La visión freudiana de la sociedad humana, en definitiva, era profundamente pesimista: el ser humano era enemigo de la civilización por naturaleza y únicamente algunos hombres conseguían vivir una vida verdadera y razonable. La mayor parte de las personas sólo lograban superar las fuerzas irracionales recurriendo a la comodidad relativa de sus supersticiones e ilusiones, soslayando la verdad sobre sí mismas.

EL PSICOANÁLISIS DESPUÉS DE FREUD

Al principio del capítulo anterior señalábamos cómo, desde los años 30, una parte de la psicología académica declaró la guerra al psicoanálisis tanto desde un punto de vista teórico como aplicado. En ello también colaboró el hecho de que, durante los años 60, el famoso epistemólogo liberal Karl Popper, pusiera el psicoanálisis como ejemplo de saber ajeno al método de la verdadera ciencia. Para Popper, la ciencia se caracterizaba no tanto por la acumulación de evidencias y la confirmación de sus hipótesis cuanto por la búsqueda de pruebas que pudieran llegar a refutar estas últimas. Ser susceptible de someterse a la «falsación», esto es, contrastarse con evidencias empíricas que pudieran contradecir las hipótesis mantenidas, es lo que convertía una teoría en científica.

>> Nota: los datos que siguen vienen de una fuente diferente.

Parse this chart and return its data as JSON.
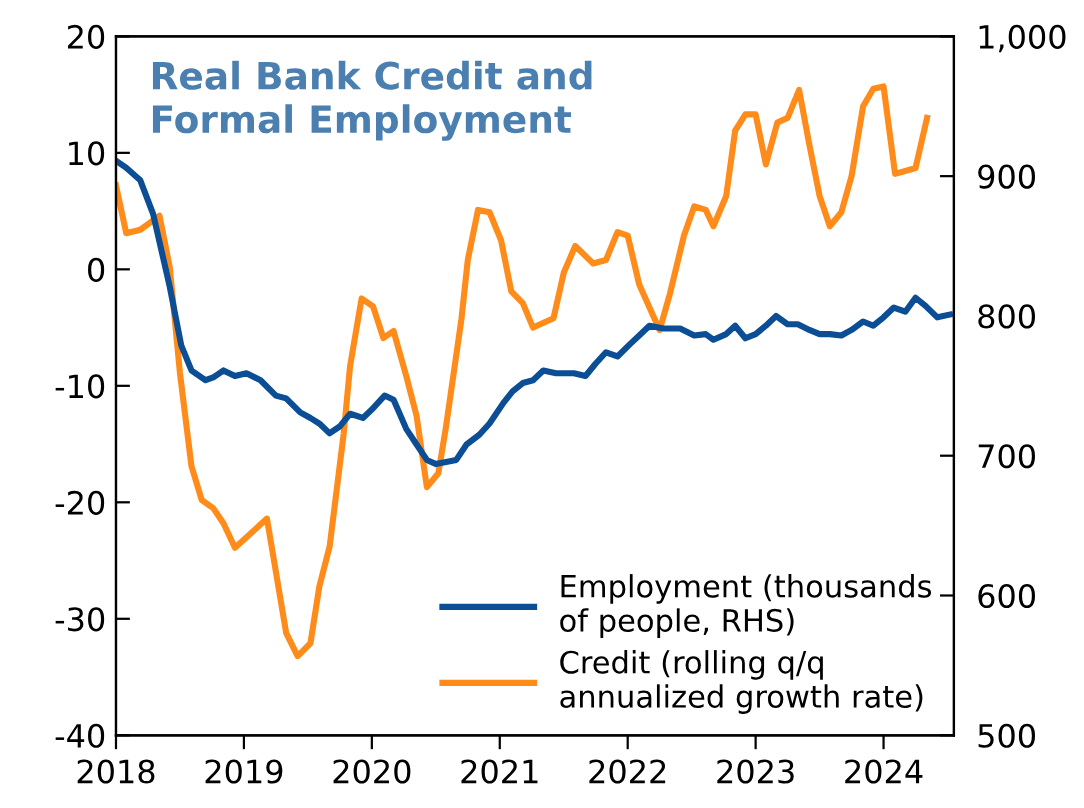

Según Popper, el problema del psicoanálisis era que estaba formulado de tal manera que era imposible someterlo a la lógica de la falsación; no cabía encontrar datos que lo contradijeran (Popper, 1963/1990; sobre esta cuestión véase también Leahey, 2005).

Ciertamente, Freud siempre utilizó sus casos clínicos de forma confirmatoria, incluso forzando en ocasiones una interpretación exitosa de sus resultados terapéuticos. Pero lo cierto es que ninguna escuela psicológica se ha tomado nunca la falsación demasiado en serio. Hasta las perspectivas que tienen más apego a la metodología experimental revisan los procedimientos de recogida, rechazan datos o retocan componentes no nucleares de la teoría antes de descartarla por completo. A ello hay que añadir que el criterio de la falsación fue relativizado por la epistemología pospoperiana; algunas de cuyas tendencias han estado mucho más interesadas por las condiciones contextuales, históricas y sociales de la ciencia (Kuhn, 1962/2006; Latour y Woolgar, 1979/1995) e, incluso, las inevitables dimensiones estéticas y éticas de la misma (Feyerabend, 1970/1993; Putnam, 1987/1994). Para la mayoría de estas posiciones, la ciencia no refleja la realidad tal y como supuestamente es, ya que ella misma constituye una creación humana; una construcción de un modelo para entender el mundo y poder actuar en él de acuerdo con ciertos valores.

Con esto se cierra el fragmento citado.